According to Sandilands, “the Bahamas’ older persons population is 22,598 (65 years and older). This number is expected to continue to increase, and dementia is among the leading aliments of this population, not only in the Bahamas, but worldwide.”
Before the event last Friday, Ms Knowles said they hosted several sessions; one was held at the Geriatrics Hospital with health professionals and another in Grand Bahama where they spoke to social workers, doctors and nurses, educating on dementia so they can understand how to better care for these persons.
“In the Bahamas, this is vital because we are able to clarify misconceptions and dismiss stigmas and prejudices in relation to dementia. Back in the day we used to say, ‘Mommy doting or she forgetting,’ but we don’t want to actually accept the fact of a dementia diagnosis. A lot of us are in denial and we refuse to accept it. Social isolation and feelings of abandonment then comes. They are not really living a quality of life,” said Ms Knowles.
She said a lot of Dementia patient caregivers and relatives are embarrassed because eventually the person diagnosed does not remember who their loved ones are.

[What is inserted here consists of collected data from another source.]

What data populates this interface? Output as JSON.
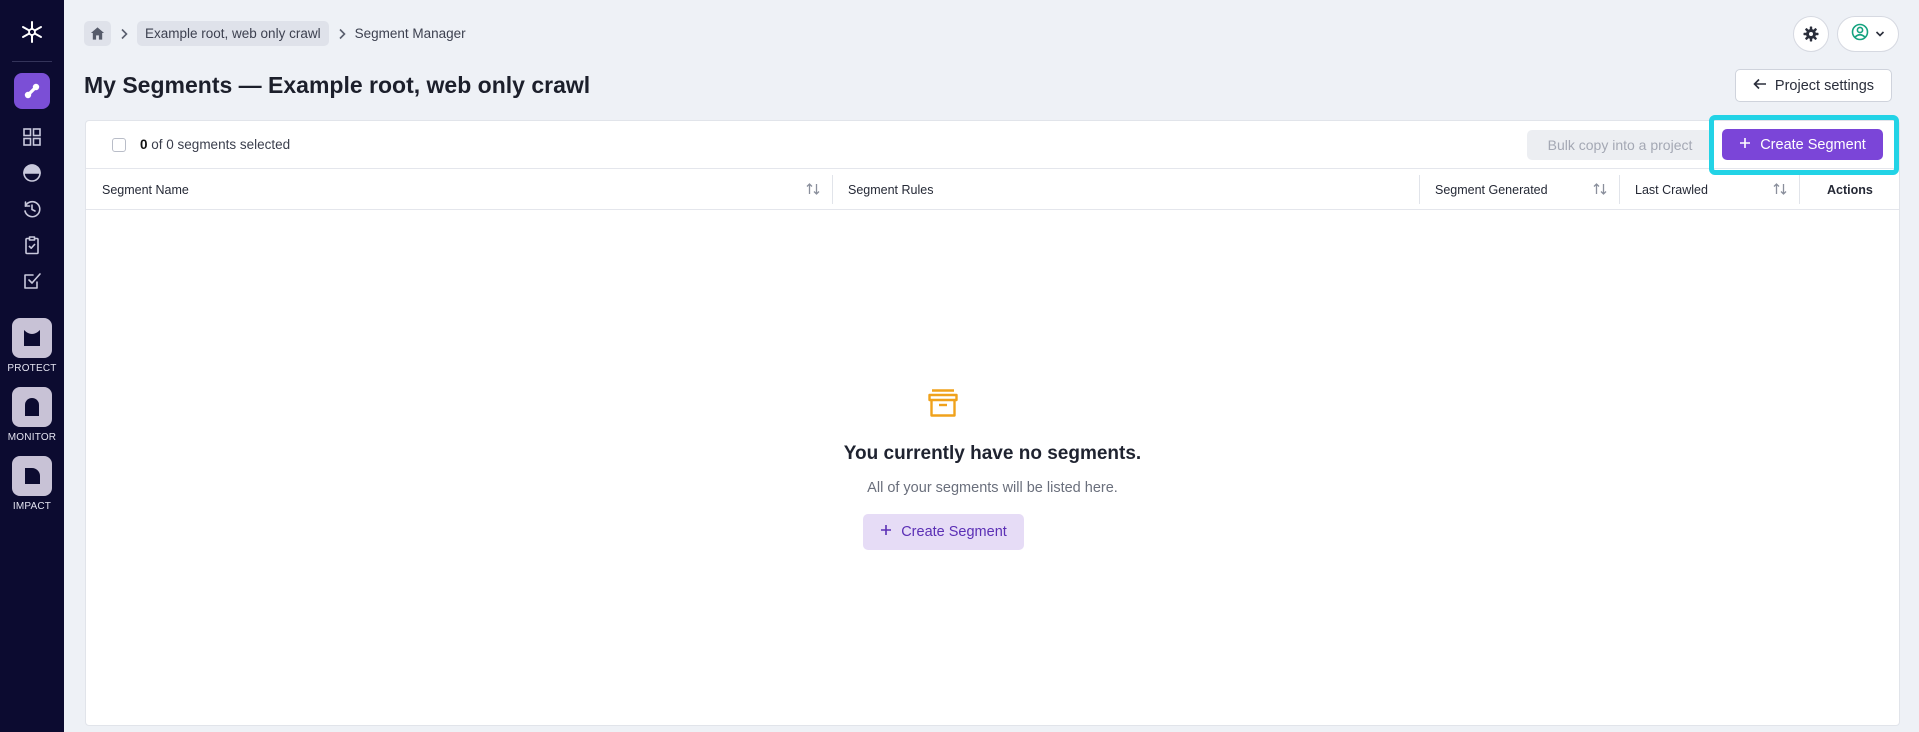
{
  "sidebar": {
    "logo_icon": "asterisk-logo-icon",
    "nav_icons": [
      "link-icon",
      "grid-icon",
      "gauge-icon",
      "history-icon",
      "clipboard-icon",
      "checkbox-icon"
    ],
    "apps": [
      {
        "label": "PROTECT",
        "icon": "protect-icon"
      },
      {
        "label": "MONITOR",
        "icon": "monitor-icon"
      },
      {
        "label": "IMPACT",
        "icon": "impact-icon"
      }
    ]
  },
  "breadcrumb": {
    "home_icon": "home-icon",
    "project": "Example root, web only crawl",
    "current": "Segment Manager"
  },
  "header": {
    "title": "My Segments — Example root, web only crawl",
    "project_settings_label": "Project settings"
  },
  "toolbar": {
    "selected_count": "0",
    "selected_suffix": "of 0 segments selected",
    "bulk_copy_label": "Bulk copy into a project",
    "create_label": "Create Segment"
  },
  "table": {
    "columns": [
      "Segment Name",
      "Segment Rules",
      "Segment Generated",
      "Last Crawled",
      "Actions"
    ]
  },
  "empty_state": {
    "icon": "archive-box-icon",
    "title": "You currently have no segments.",
    "subtitle": "All of your segments will be listed here.",
    "button_label": "Create Segment"
  },
  "colors": {
    "sidebar_bg": "#0c0b30",
    "accent": "#7b45d8",
    "highlight": "#22d3e6",
    "empty_icon": "#f0a21c"
  }
}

“One day your mother may call the police for you and say a stranger is in my house. We are trying to say to them, yes, it is frustrating, but there is a way to handle it and family support is key in caring for these individuals,” said Ms Knowles.
This is not the end for the Dementia Summit. Ms Knowles said the committee plans to touch one island at a time and focus on public awareness.
“We want to develop a support group for dementia. Nassau and Grand Bahama already have committees, so we now want to take it further to the outer islands. We have to educate them because we don’t want information given out that isn’t factual or current,” she said.